Kerry has also tried to frighten young people into thinking that if Bush wins, they may face a military draft. Speaking in Des Moines, Iowa, Kerry claimed, ''With George Bush, the plan for Iraq is more of the same and the great potential of the draft, because if we go it alone, I don't know how you do it with the current overextension.''
And Kerry and his surrogates have consistently tried to convince blacks that the Republicans have a plan to cheat them of their votes -- which they claim is how Bush won the presidency in 2000, despite the lack of evidence to back up such a scurrilous claim. With polls showing President Bush has substantially increased his support in the black community, Kerry wants to make blacks believe the president is little different than Bull Connors. One campaign flyer even shows water hoses being turned on black voters during the 1950s, with the clear implication that Republicans would do the same today to keep blacks from the polls if they could.

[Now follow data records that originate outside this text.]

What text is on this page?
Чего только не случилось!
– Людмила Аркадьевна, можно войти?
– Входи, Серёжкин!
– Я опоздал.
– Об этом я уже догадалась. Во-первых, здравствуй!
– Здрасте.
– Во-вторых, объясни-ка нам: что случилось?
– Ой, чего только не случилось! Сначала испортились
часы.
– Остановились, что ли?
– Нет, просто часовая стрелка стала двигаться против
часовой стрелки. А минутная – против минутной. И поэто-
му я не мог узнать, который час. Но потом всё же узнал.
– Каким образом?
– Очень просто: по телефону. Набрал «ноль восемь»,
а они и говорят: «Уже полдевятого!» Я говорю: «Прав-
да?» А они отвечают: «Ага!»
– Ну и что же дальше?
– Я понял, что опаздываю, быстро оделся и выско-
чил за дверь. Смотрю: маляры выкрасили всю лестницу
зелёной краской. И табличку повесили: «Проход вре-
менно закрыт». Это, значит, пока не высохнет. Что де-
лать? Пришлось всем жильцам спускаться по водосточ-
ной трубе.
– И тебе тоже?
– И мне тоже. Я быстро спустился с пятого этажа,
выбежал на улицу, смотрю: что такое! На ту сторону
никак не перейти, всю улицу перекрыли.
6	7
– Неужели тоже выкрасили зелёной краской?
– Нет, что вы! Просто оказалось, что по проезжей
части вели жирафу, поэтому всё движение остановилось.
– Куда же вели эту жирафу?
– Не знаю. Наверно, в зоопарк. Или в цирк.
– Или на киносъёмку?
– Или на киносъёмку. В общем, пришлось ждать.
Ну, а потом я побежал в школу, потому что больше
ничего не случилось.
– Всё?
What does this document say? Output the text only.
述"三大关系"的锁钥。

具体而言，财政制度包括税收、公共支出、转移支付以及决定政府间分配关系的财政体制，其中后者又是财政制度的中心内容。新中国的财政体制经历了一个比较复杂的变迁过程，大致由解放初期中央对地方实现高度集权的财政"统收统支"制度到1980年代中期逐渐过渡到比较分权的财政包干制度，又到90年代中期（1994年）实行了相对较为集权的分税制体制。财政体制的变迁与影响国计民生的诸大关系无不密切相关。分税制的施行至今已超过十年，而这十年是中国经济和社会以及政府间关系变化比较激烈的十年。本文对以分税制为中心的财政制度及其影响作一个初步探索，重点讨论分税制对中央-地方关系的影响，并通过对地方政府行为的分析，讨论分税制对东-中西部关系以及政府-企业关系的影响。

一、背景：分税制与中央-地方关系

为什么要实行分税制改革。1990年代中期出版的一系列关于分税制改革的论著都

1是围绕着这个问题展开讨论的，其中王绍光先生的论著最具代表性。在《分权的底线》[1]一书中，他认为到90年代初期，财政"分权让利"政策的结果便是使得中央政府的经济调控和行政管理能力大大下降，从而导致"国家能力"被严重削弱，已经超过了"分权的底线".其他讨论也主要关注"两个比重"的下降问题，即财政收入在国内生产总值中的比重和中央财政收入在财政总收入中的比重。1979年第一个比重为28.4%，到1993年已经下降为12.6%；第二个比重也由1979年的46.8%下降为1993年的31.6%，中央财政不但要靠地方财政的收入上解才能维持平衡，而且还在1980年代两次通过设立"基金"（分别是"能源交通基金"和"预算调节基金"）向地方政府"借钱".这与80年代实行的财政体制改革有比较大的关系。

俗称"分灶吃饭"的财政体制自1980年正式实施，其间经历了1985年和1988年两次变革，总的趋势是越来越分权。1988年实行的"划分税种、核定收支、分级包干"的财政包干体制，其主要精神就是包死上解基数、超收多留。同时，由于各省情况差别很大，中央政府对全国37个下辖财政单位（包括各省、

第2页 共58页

Kerry knows these charges are untrue -- but still he makes them and encourages his supporters to do likewise. And his run for the presidency is not the first time in which John Kerry has been willing to spread lies to accomplish his aims. In 1971, in an attempt to undermine support for the war in Vietnam, he went so far as to claim that he had personally committed atrocities while an officer in Vietnam, something he now admits was untrue. To this day, however, Kerry has never apologized to those soldiers whose honor he sullied when he accused them of having "raped, cut off ears, cut off heads, taped wires from portable telephones to human genitals and turned up the power, cut off limbs, blown up bodies, randomly shot at civilians, razed villages in a fashion reminiscent of Genghis Khan, shot cattle and dogs for fun, poisoned food stocks, and generally ravaged the countryside of Vietnam."
Lynne Cheney was right. This is not a good man -- and that is the reason voters should reject him on Nov. 2.